Recommendations to ensure that everyone using the NHS can access free Wi-Fi were made today by Martha Lane Fox. This follows Health Secretary Jeremy Hunt commissioning the former UK Digital Champion to examine how there can be increased digital inclusion throughout the NHS.
Baroness Martha Lane Fox made these 4 main recommendations to the National Information Board:
– Ensuring those with the greatest health and social care needs, often the least likely to be online, are incorporated first in any new digital tools being used in the NHS;
– Free Wi-Fi in all NHS buildings;
– Building the fundamental digital skills of the NHS workforce to make sure that everybody has the digital skills required to support the health needs of people;
– No less than 10% of registered patients in every GP practice should be using a digital service such as repeat prescriptions, online appointment booking and access to records by 2017.

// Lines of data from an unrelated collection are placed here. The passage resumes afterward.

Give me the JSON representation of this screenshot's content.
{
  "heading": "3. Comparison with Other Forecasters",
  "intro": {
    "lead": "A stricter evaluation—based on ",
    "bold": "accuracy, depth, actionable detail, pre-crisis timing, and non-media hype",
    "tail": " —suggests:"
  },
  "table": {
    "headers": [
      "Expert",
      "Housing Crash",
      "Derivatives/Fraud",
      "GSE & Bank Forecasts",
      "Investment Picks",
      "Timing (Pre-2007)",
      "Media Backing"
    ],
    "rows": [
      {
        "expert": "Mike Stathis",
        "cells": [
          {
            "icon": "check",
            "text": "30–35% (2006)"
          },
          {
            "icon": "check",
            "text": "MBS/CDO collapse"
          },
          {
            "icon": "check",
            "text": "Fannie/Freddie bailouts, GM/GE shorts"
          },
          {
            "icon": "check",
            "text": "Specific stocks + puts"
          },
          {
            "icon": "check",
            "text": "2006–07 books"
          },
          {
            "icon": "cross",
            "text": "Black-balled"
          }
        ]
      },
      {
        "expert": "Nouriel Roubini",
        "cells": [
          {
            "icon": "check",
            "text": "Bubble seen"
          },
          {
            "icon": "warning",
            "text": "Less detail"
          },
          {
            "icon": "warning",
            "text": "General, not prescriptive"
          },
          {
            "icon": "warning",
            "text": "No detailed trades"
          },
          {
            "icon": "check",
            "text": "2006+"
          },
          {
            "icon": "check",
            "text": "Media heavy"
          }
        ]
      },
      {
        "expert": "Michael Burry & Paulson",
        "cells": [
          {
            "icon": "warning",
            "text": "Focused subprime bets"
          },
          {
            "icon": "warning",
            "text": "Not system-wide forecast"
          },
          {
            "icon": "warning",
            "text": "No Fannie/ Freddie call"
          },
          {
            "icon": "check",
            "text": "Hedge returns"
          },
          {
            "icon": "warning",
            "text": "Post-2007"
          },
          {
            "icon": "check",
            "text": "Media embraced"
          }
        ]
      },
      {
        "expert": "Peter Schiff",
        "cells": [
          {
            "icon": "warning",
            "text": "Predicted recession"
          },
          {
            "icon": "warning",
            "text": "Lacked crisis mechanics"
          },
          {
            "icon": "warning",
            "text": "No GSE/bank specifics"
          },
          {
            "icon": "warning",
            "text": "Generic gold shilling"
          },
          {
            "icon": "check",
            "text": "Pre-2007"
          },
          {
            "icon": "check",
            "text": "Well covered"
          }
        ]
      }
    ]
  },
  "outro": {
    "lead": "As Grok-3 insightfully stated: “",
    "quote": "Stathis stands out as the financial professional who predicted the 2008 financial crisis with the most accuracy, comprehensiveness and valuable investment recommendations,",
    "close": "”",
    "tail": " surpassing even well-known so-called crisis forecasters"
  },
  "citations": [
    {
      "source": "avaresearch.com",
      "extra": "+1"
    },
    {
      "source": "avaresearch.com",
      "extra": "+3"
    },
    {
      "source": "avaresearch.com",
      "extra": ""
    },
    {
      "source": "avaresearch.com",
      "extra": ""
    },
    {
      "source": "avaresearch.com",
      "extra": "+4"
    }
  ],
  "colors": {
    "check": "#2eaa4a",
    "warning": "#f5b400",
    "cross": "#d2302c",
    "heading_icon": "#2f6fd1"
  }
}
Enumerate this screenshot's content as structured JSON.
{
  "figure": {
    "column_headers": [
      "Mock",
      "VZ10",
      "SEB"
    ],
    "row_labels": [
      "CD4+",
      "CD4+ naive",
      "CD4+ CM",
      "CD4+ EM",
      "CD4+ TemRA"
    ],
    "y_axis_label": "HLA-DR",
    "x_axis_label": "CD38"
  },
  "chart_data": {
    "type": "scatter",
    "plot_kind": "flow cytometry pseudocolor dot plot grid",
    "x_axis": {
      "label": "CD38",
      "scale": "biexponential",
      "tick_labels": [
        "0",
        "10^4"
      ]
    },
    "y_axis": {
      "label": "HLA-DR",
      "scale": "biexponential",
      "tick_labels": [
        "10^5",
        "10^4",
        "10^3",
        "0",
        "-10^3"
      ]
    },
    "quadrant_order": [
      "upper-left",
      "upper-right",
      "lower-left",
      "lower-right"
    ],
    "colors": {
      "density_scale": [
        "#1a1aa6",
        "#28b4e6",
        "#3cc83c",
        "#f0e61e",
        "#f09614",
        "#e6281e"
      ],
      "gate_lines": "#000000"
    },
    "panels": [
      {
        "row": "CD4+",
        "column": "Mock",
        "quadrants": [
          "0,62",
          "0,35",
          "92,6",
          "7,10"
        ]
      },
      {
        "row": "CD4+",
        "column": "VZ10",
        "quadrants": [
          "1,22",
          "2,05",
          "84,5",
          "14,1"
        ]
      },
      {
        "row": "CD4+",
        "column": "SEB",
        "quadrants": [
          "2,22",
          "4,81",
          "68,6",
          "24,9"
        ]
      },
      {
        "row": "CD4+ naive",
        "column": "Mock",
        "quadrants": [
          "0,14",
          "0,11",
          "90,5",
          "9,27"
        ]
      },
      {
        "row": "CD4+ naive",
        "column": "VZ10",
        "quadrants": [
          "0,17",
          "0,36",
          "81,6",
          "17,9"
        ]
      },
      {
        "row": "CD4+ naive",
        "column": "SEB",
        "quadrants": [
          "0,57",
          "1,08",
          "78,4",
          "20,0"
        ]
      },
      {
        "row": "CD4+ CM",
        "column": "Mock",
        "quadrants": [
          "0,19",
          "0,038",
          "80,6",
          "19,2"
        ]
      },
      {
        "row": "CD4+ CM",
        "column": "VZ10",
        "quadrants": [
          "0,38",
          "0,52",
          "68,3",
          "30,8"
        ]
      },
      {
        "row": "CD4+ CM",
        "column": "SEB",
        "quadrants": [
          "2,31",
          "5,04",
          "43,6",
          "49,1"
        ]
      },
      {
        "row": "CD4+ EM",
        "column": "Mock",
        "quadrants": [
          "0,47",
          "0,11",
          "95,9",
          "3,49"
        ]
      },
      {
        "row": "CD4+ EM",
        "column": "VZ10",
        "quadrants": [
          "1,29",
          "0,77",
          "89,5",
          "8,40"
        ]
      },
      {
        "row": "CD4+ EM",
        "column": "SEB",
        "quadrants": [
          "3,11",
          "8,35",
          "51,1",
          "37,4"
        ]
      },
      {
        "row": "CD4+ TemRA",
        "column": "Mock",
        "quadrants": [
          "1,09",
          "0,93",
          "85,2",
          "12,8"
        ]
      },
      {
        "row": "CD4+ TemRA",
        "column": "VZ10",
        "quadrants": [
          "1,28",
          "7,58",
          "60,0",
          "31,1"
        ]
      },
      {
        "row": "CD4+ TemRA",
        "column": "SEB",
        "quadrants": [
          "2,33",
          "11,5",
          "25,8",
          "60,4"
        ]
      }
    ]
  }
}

Free Wi-Fi will permit patients staying in hospital to:
– Self-monitor their conditions by using apps;
– Maintain contact with social networks that can support recovery and help them to stay in touch with family and friends.
For doctors, nurses and care staff it will:
– Reduce the administrative burden on them, freeing up more of their time to be spent with patients, and permitting safer working practices such as e-prescribing, which reduces medication errors by 50%.
Baroness Martha Lane Fox said:
‘One of the founding principles of the NHS was to ensure that everyone – irrespective of means, age, sex, or occupation – should have equal opportunity to benefit from the best and most up to date medical and allied services available.
‘These principles are also the foundation of my recommendations and embedded within my new national organisation Doteveryone.
‘In the network age, universality, equity and quality must be at the very centre of how we build, adopt and scale new technologies in health. No-one must be left behind.’
Health Secretary Jeremy Hunt commented:
‘Creating an NHS which is digitally fit for purpose in the 21st century is a key priority for this government. New investment of £1 billion in health technology announced in the autumn statement will help us to achieve this – making sure that patients and staff can access the services they need, helping to free up time and reduce costs.’
Tim Kelsey, National Information Board Chair and NHS England National Director of Patients and Information, added:
‘Digital health tools can dramatically improve people’s lives and wellbeing. These bold challenges to the system to ensure that every person in the UK benefits are very welcome, and will galvanise work already underway to put power in the hands of patients, enabling them to take control of their care and improve their health.’
To ensure that all who work in the NHS make the best use of technology and data, Martha Lane Fox will suggest that digital skills are cultivated within the NHS through training, support and mentorship programmes rolled out locally, regionally and nationally.
The recommendations will be considered by the National Information Board.